Experimental and numerical investigation of cavitation control with porous material on the hemisphere cylinder

Cavitation flow control methods such as obstacles, grooves, surface roughness, and air/water jetting can effectively improve the performance of hydraulic machinery and reduce cavitation, thus being widely investigated in the past few years. Recently, the porous media is widely used in air/water jetting flow and transpiration cooling due to the permeability. Whereas, there are few researches using porous media to control the cavitation flow, and the control mechanism is still unclear. In this paper, a passive control method using a layer of porous material is proposed for the suppression of cavitating flow around a hemisphere cylinder. Experiments and numerical simulations focusing on the control effects and the dynamics of cavitation are conducted.

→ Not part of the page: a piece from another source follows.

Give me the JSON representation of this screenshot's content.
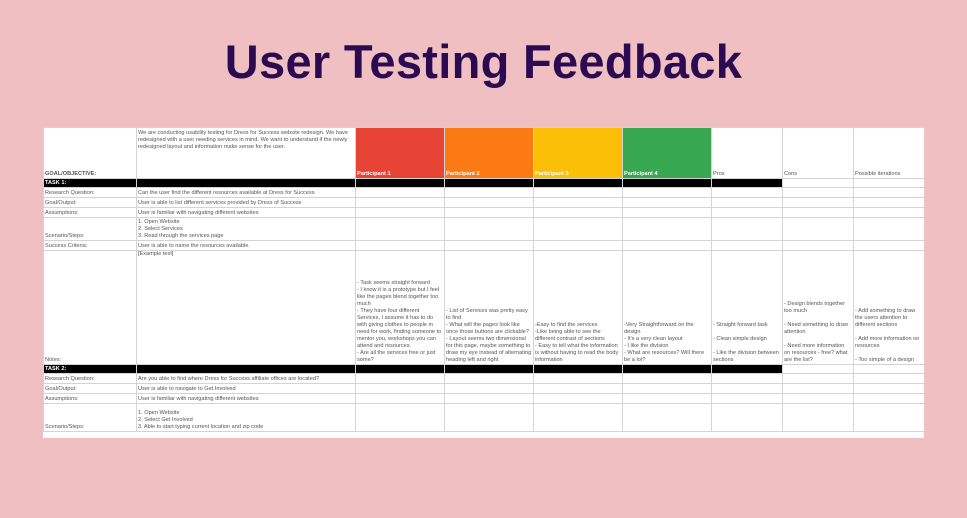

For the controlled case, due to the high local pressure caused by the obstruction to the incoming flow at the leading edge of the porous layer, the cavitation inception near the shoulder of the cylinder is suppressed. At the trailing edge of the shear layer, the Kelvin-Helmholtz instability induces the shedding of the spanwise vortex, which alters to hairpin vortex. During this process, cluster of cloud cavity occurs, develops and disappears periodically. In porous layer, the damping effect suppresses the development of vortex, and no cavity is observed. •A control method of cavitation using porous material is proposed.•Porous layer suppresses the cavitating flow and changes the flow pattern apparently.•Local high pressure and local stable shear layer are the keys of control effect.•Instability of shear layer and variety of vortex induce the cavitation downstream.